Create joint-matrix-a-unified-sycl-extension-for-matrix-hardware-programming.md

codeplaymax · web-flow · commit 4d318f16c764 · 2025-05-07T15:52:48.000+01:00
diff --git a/content/videos/2025/joint-matrix-a-unified-sycl-extension-for-matrix-hardware-programming.md b/content/videos/2025/joint-matrix-a-unified-sycl-extension-for-matrix-hardware-programming.md
@@ -0,0 +1,33 @@
+---
+contributor: max
+date: '2025-05-07T12:11:00'
+title: 'Joint Matrix: A Unified SYCL Extension for Matrix Hardware Programming'
+external_url: 'https://www.youtube.com/watch?v=BBESHzVVDYo'
+type: presentation
+tags:
+  - sycl
+  - oneapi
+---
+
+Joint Matrix: A Unified SYCL Extension for Matrix Hardware Programming
+
+Joint matrix is a new SYCL extension for matrix hardware programming.

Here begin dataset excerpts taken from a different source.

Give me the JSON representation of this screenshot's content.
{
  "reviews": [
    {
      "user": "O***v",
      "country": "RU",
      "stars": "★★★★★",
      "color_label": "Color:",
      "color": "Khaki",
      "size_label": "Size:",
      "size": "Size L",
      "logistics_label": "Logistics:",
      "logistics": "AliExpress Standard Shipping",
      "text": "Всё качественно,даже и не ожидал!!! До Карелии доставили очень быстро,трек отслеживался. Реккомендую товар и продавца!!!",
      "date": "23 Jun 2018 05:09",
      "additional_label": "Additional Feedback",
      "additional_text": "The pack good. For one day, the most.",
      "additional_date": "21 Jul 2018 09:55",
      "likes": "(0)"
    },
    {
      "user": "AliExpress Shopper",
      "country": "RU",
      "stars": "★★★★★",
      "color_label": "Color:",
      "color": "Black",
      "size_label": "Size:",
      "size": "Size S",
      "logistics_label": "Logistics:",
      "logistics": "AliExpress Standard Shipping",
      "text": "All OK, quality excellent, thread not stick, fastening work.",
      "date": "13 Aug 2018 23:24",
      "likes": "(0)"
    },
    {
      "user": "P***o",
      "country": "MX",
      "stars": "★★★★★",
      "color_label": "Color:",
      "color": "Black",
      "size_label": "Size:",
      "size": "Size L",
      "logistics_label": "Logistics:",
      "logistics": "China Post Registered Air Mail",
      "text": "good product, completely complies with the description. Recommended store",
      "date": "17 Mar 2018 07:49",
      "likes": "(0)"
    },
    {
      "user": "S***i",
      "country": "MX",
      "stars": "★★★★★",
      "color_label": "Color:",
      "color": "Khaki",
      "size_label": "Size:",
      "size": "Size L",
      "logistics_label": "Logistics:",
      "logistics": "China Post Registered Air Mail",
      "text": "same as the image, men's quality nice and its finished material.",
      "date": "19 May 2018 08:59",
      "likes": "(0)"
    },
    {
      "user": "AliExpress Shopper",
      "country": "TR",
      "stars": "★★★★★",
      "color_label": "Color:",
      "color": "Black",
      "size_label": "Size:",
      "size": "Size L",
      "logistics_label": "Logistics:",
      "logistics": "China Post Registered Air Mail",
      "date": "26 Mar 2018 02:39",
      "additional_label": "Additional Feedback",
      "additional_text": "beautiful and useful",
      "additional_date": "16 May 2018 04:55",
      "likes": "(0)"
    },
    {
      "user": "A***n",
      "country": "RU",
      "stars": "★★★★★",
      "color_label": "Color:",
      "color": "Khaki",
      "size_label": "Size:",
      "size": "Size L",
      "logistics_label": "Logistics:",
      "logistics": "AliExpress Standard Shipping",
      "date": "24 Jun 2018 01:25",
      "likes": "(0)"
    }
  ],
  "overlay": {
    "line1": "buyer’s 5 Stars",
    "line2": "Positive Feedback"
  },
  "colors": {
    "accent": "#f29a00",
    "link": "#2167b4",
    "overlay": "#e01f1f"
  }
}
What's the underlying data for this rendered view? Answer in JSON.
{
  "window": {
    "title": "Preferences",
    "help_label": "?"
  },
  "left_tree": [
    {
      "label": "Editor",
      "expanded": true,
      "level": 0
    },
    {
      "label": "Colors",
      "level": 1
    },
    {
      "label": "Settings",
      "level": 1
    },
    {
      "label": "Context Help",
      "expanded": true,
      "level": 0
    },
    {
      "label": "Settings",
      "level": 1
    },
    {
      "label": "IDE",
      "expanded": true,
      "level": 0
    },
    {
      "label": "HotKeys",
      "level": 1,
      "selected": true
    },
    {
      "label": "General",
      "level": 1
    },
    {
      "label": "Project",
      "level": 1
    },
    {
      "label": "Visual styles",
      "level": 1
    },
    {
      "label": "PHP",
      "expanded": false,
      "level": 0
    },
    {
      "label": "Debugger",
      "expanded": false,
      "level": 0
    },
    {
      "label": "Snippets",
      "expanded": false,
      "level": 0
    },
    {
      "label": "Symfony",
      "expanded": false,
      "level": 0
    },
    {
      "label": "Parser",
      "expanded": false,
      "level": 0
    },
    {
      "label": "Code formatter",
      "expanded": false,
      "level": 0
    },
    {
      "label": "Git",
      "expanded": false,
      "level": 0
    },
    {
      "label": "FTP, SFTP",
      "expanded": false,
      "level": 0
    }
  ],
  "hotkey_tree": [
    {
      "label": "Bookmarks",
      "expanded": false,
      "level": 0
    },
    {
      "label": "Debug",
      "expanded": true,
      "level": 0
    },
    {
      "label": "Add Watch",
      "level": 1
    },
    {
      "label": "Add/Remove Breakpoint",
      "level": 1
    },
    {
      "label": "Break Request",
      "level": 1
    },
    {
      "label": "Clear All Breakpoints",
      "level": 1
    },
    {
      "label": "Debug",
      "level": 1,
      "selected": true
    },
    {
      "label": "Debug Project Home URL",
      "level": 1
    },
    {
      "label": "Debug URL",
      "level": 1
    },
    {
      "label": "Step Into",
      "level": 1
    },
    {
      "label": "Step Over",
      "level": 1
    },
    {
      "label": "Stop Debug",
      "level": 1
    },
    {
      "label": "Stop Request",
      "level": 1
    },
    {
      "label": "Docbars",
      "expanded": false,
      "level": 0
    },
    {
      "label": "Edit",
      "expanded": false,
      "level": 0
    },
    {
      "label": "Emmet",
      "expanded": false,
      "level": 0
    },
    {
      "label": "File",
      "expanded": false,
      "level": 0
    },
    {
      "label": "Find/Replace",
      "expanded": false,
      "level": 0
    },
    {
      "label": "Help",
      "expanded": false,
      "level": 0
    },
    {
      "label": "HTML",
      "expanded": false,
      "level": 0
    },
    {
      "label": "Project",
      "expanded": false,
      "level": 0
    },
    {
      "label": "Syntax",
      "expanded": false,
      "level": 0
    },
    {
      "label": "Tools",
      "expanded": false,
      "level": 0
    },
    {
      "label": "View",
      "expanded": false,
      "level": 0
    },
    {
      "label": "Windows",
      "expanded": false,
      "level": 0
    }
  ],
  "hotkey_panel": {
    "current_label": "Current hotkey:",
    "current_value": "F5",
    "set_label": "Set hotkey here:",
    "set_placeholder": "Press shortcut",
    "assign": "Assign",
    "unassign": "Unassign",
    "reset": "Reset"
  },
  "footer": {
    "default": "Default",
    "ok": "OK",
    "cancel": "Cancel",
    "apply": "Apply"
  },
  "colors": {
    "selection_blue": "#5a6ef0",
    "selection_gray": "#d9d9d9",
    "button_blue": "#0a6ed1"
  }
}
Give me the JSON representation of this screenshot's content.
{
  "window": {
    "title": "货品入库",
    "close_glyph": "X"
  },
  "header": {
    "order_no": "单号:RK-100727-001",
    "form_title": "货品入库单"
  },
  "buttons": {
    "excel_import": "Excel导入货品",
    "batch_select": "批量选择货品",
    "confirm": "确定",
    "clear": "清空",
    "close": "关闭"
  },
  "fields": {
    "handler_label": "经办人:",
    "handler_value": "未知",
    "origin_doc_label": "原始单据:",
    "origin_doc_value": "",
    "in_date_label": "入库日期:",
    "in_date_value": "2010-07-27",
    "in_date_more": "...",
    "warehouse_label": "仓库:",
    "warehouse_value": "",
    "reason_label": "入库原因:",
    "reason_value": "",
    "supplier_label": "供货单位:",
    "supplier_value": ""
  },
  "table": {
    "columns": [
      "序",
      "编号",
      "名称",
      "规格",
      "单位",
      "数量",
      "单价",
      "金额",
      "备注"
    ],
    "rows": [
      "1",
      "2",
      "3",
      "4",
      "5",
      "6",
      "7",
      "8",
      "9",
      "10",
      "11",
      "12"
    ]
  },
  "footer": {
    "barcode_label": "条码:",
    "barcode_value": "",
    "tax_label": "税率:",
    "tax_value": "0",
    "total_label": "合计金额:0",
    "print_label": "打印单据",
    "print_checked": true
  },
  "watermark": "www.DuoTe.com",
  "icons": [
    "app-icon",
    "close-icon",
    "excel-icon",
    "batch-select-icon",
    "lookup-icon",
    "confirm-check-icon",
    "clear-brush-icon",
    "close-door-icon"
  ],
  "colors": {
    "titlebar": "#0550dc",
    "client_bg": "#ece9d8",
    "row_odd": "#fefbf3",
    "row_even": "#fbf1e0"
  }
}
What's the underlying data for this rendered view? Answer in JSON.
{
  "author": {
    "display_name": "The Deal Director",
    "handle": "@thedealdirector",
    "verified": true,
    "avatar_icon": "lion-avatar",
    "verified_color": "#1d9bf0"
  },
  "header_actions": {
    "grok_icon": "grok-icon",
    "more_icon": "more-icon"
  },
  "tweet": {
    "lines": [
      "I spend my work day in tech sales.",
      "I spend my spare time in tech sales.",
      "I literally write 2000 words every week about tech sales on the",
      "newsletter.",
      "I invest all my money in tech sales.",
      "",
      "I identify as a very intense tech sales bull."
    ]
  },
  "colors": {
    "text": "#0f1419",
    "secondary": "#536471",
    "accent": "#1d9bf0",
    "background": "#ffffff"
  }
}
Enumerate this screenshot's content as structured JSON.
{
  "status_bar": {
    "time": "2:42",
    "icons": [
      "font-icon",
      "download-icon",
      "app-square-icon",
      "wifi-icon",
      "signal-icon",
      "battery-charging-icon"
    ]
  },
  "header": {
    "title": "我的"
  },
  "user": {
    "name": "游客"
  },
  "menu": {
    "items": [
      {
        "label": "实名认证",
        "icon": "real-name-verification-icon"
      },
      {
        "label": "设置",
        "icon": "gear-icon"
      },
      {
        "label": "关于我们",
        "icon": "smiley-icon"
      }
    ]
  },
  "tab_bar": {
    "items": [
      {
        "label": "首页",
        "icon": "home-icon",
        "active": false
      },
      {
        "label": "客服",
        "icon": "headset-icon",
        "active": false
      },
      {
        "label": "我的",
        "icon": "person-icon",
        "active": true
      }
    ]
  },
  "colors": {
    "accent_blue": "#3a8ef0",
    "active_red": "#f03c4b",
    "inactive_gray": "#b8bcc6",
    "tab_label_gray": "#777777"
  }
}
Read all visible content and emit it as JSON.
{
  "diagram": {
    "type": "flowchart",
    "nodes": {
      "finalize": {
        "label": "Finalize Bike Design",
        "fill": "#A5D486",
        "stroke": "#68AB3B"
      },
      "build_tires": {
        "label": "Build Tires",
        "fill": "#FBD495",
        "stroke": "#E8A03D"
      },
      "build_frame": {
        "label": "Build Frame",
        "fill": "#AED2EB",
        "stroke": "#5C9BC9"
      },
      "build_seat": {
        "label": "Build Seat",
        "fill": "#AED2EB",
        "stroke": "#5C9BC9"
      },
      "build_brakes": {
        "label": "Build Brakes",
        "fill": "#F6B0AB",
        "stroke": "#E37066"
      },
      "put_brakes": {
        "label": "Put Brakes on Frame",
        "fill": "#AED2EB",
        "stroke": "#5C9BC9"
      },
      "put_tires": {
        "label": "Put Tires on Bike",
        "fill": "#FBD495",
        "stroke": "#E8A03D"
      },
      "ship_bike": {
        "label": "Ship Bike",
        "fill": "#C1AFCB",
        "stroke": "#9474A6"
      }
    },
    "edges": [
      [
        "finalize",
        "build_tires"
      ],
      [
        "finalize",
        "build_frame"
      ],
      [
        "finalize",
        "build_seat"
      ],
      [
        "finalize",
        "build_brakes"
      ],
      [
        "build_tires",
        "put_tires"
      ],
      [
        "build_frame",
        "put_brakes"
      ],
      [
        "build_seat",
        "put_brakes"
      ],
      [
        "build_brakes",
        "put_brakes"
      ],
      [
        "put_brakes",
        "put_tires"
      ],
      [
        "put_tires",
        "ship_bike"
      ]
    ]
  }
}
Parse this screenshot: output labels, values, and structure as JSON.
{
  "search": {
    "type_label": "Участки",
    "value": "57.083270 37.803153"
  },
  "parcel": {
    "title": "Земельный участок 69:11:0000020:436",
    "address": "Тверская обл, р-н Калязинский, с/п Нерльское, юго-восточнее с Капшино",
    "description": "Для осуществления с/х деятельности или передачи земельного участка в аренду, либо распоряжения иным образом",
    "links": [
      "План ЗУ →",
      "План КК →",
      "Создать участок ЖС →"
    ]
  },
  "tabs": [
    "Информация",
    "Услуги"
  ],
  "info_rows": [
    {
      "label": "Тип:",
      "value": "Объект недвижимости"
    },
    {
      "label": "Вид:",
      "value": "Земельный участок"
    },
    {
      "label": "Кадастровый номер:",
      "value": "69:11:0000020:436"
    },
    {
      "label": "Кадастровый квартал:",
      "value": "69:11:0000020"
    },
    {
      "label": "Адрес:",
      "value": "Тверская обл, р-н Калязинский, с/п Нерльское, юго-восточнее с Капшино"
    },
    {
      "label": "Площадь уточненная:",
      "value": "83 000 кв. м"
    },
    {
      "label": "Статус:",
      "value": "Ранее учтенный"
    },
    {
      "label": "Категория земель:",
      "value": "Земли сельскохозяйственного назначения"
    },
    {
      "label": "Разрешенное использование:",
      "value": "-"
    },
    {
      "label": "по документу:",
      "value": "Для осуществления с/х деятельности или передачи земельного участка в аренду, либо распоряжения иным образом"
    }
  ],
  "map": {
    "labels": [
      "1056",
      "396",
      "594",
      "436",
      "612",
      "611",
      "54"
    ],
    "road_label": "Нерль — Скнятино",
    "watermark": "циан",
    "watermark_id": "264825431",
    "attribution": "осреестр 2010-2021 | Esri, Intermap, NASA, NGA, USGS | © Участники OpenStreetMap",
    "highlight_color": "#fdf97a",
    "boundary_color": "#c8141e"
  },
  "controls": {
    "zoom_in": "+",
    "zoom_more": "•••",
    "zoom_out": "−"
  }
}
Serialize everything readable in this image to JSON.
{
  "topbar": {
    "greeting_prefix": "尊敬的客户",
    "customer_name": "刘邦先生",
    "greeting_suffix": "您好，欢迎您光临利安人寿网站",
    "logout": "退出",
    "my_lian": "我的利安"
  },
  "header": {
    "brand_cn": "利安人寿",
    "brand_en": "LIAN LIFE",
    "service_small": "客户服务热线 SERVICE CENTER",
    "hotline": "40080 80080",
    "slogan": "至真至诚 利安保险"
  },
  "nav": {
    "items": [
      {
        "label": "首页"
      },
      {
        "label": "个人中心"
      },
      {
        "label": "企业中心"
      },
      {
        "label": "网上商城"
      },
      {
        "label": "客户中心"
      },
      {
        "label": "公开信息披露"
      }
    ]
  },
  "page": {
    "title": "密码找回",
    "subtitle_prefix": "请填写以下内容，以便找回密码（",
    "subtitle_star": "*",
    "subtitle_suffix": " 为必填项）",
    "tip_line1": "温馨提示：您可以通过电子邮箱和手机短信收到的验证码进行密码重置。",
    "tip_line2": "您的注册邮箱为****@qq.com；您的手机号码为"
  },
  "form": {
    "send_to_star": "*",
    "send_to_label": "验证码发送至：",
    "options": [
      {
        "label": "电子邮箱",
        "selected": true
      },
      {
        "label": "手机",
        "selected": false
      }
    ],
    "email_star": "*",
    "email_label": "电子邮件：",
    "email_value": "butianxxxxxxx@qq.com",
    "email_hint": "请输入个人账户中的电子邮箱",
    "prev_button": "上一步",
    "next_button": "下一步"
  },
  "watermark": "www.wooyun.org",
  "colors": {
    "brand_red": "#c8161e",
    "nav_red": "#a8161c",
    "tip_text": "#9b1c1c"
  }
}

It unifies 
+targets like Intel Advanced Matrix Extensions (Intel AMX), Intel Xe Matrix Extensions
+(Intel XMX), NVIDIA* Tensor Cores, AMD* Matrix Cores, etc. In general, ML frameworks
+like Tensorflow and libraries like oneAPI Deep Neural Network Library (oneDNN) are capable
+of heavily utilizing matrix hardware acceleration, and are the answer for many types
+of users and applications who want high performance from such hardware. However,
+for users who want to build their own neural network applications, these libraries
+and frameworks become too high-level, because users cannot do custom optimizations,
+and too heavyweight, because the size of libraries is large. Moreover, new operations
+are often introduced in the machine learning domain for which frameworks and libraries
+do not provide timely and performant solutions. For such cases, APIs are needed to
+write custom workload-specific optimizations and this is where joint matrix can help.
+Joint matrix has a lower level of abstraction than these frameworks and libraries,
+enabling it to provide performance, productivity, and fusion capabilities but, at the
+same time, offers portability by using one code to target different matrix hardware.
+
+In this talk, we present (1) the main APIs introduced as part of SYCL joint matrix extension,
+(2) tuning techniques to fully utilize Intel hardware using SYCL joint matrix, and (3)
+the application and validation of this language feature and tuning techniques using the
+GEMM benchmark and the ability to fuse kernels such as GEMM and GELU.